20210913 - 20211005。

fully-connected nets

基本思想

把各种layer封装起来，就可以modular programming了。

封装一个forward，输入是computational graph节点的输入，输出是节点的输出+需要缓存的信息。

封装一个backward，输入是upstream的derivative即计算图节点输出的derivative，输出是各个计算图节点输入的derivative。

backward时可以根据链式法则，按照维度无脑矩阵乘法算偏导数。

编程细节

x_rsp = x.reshape(x.shape[0], -1) # N*d1*d2*... -> N*D，一行一个数据
A = B.dot(C) # 矩阵乘法
dx = dx.reshape(x.shape) # 把我reshape成你的shape
out = x * (x >= 0) # relu：保留≥0的值，精简numpy写法
dx = (x > 0) * dout # relu的backprop

关于fully-connected layer中的w维度：

layer_input_dim = input_dim
for i, hd in enumerate(hidden_dims):
    self.params['W%d'%(i+1)] = weight_scale * np.random.randn(layer_input_dim, hd)
    self.params['b%d'%(i+1)] = np.zeros(hd)
    if self.use_batchnorm:
        self.params['gamma%d'%(i+1)] = np.ones(hd)
        self.params['beta%d'%(i+1)] = np.zeros(hd)
    layer_input_dim = hd
self.params['W%d'%(self.num_layers)] = weight_scale * np.random.randn(layer_input_dim, num_classes)
self.params['b%d'%(self.num_layers)] = np.zeros(num_classes)
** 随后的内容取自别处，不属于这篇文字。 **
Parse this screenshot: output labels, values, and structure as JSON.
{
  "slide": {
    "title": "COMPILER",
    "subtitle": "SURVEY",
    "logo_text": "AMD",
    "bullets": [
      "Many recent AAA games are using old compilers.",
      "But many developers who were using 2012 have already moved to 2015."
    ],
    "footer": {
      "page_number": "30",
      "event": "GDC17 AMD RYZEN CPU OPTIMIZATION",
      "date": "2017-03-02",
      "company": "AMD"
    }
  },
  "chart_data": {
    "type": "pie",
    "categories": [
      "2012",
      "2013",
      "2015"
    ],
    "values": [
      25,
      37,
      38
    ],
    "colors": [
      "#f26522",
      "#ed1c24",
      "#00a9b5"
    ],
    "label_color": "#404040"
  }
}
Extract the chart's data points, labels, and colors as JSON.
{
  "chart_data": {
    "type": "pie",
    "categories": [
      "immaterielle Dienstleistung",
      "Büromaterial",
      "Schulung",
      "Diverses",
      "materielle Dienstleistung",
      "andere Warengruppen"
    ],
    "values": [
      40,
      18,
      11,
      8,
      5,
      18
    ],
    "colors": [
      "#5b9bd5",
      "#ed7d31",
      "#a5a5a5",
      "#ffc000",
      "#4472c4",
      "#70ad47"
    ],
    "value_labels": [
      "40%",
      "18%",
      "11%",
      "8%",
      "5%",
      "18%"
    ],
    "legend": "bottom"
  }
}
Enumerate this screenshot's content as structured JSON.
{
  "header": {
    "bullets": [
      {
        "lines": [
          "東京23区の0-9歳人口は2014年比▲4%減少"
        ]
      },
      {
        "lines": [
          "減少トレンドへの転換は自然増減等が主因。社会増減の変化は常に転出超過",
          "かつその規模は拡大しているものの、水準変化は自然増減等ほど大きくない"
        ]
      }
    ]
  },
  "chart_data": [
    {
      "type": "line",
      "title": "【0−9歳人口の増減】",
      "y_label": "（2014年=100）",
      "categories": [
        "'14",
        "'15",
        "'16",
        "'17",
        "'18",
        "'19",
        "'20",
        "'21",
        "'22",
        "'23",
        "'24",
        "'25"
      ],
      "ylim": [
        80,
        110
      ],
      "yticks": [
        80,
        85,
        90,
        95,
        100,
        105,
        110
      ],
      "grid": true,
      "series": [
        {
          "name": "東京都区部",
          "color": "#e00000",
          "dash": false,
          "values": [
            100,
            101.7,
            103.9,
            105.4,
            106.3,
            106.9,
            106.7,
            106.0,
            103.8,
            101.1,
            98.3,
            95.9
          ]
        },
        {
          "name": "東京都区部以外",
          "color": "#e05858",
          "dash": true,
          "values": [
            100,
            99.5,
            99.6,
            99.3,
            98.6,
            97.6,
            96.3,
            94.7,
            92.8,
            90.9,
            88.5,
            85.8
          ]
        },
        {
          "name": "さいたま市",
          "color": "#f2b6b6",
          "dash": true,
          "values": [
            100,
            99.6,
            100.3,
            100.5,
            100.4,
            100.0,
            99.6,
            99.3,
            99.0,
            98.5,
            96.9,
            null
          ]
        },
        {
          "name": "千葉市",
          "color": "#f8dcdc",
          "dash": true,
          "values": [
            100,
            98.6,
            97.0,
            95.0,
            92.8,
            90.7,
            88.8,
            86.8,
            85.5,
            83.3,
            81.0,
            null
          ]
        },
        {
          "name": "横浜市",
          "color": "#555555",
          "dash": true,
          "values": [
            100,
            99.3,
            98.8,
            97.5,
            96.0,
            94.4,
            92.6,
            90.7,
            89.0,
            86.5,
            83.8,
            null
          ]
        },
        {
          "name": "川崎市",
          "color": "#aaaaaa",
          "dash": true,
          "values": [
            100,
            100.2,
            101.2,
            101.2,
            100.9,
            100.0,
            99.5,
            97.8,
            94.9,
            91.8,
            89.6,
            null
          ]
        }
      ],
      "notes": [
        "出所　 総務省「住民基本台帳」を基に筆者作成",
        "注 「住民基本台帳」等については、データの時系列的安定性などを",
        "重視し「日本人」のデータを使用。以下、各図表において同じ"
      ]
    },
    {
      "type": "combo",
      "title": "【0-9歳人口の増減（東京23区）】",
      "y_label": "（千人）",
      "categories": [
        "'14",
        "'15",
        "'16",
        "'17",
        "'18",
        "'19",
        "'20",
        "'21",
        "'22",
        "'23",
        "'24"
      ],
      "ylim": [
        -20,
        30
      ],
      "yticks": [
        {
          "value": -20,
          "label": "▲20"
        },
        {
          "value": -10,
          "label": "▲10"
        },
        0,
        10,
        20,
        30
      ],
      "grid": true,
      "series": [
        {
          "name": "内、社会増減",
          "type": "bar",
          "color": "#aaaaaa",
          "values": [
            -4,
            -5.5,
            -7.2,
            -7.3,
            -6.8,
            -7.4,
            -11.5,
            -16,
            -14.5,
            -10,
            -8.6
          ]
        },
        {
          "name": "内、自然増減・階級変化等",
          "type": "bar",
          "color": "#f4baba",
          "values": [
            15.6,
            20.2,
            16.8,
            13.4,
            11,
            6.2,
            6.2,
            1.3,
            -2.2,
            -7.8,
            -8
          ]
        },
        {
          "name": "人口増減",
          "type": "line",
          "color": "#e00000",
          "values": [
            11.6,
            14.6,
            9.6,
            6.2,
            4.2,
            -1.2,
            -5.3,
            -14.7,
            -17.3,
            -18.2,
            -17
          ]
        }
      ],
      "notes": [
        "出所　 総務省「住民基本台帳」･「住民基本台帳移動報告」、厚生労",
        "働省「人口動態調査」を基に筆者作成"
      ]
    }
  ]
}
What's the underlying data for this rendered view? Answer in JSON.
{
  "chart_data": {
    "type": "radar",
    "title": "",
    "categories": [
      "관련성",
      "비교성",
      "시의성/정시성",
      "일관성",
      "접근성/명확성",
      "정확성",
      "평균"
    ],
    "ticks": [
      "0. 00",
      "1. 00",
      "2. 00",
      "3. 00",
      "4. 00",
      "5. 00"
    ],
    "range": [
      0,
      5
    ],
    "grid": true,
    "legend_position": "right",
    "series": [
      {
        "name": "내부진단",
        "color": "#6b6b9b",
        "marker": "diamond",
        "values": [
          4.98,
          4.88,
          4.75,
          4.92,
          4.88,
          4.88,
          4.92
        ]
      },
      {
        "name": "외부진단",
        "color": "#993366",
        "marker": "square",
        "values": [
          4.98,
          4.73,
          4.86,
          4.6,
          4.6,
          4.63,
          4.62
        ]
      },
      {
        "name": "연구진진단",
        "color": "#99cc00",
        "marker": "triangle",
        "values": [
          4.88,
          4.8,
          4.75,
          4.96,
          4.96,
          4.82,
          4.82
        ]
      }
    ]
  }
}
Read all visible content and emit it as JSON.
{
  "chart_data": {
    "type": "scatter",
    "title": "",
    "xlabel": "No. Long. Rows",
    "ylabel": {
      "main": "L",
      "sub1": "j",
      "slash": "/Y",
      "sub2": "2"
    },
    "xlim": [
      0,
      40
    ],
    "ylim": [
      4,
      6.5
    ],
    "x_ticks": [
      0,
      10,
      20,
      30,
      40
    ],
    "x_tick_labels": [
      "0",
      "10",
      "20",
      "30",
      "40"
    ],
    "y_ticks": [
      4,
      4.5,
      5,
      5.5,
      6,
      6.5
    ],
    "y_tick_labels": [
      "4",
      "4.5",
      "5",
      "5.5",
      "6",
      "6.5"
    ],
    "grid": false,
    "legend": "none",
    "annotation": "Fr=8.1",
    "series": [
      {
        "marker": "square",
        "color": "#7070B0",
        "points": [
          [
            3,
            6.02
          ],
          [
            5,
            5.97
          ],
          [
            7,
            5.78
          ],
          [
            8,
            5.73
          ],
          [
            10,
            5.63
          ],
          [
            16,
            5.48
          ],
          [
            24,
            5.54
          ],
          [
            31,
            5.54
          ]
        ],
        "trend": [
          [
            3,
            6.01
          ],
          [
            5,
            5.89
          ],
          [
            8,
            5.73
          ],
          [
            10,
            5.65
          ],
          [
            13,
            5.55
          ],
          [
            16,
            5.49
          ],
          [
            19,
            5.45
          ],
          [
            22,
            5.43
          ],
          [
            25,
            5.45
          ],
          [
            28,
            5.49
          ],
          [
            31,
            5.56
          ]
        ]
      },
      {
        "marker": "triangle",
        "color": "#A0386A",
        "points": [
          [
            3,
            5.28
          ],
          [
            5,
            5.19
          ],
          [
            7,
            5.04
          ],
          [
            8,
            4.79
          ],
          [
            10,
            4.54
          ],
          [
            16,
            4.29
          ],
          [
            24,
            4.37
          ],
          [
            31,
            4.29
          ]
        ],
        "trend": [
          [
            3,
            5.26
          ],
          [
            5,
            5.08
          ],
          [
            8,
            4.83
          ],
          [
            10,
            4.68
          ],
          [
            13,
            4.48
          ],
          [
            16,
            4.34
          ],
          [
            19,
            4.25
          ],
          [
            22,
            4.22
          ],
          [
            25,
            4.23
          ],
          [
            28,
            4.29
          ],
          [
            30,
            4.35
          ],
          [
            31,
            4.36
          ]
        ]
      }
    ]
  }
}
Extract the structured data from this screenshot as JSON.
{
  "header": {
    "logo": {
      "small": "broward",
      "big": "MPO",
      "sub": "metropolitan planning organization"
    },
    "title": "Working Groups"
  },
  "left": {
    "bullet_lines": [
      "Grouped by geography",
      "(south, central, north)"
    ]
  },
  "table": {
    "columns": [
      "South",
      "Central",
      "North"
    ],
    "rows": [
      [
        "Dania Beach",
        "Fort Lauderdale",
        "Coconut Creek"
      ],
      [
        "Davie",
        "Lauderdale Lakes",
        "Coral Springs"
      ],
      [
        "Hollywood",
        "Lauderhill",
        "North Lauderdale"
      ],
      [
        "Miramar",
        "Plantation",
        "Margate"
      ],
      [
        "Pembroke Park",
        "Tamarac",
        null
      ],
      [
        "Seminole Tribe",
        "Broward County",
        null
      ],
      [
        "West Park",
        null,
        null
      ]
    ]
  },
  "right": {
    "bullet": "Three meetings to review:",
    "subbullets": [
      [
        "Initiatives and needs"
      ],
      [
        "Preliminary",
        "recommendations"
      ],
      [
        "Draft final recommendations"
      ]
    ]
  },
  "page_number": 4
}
带momentum的stochastic gradient descent：

v = config['momentum'] * v - config['learning_rate'] * dw
# 速度衰减0.9，再加上加速度的方向
next_w = w + v # 用速度更新W
config['velocity'] = v # 记录更新后的速度

RMSProp：

config['cache'] = config['decay_rate'] * config['cache'] + (1 - config['decay_rate']) * (dx**2)
# cache：是以decay_rate为权重的，【原来cache】与【dx平方】的加权平均
next_x = x - config['learning_rate'] * dx / (np.sqrt(config['cache']) + config['epsilon'])
# next_x：走learning_rate的步长，方向为负的 dx除sqrt(cache)+小epsilon（防止除0）。

Adam：

config['t'] += 1
# t：每次更新W都++，用来牵制mb和vb的增长速度
config['m'] = config['beta1'] * config['m'] + (1 - config['beta1']) * dx
# m：是以beta1为权重的，【原来m】与【dx】的加权平均
config['v'] = config['beta2'] * config['v'] + (1 - config['beta2']) * (dx**2)
# v：是以beta2为权重的，【原来v】与【dx平方】的加权平均
mb = config['m'] / (1 - config['beta1']**config['t'])
# mb：原来m 除 1-第一个β参数的t次方，变大了一点点。随着t越来越大，β1**t越来越小，1-β1**t越来越大，除以它就越来越小。因此mb的增加速率越来越小。
vb = config['v'] / (1 - config['beta2']**config['t'])
# vb：原来v 除 1-第二个β参数的t次方，变大了一点点。与上面一样。
next_x = x - config['learning_rate'] * mb / (np.sqrt(vb) + config['epsilon'])
# next_x：走learning_rate的步长，方向为负的 mb除sqrt(vb)+小epsilon。

Adam是怎么一回事呢，就是：

我们要stochastic gradient descent，就要瞄准一个下降方向，走learning rate的步长。
瞄准什么方向呢，瞄准 mb 除 sqrt(vb)+epsilon 的方向。
mb是干啥的呢，它是 m 除 (1-β1^t)。
- 除(1-β1^{t)是用来缓慢减小mb值的，随着t累加，β1}t减小，1-β1^t增大，除它又减小，因此除它是用来缓慢减小mb值的。
- m是干啥的呢，它其实是momentum，更新公式是原m与现dx的加权平均。
那vb是干啥的呢，它是 v 除 (1-β2^t)。
- 除(1-β2^t)啊，估计也是用来缓慢减小vb值的。虽然vb最后要放在前进方向的分母上，好矛盾诶。
- v是干啥的呢，是RMSProp的奇妙操作，更新公式是原v与现dx²的加权平均。
因此，Adam综合了momentum和RMSProp，又沿着momentum方向前进，又除平方dx，同时还奇妙地用【除(1-β^t)】牵制两者。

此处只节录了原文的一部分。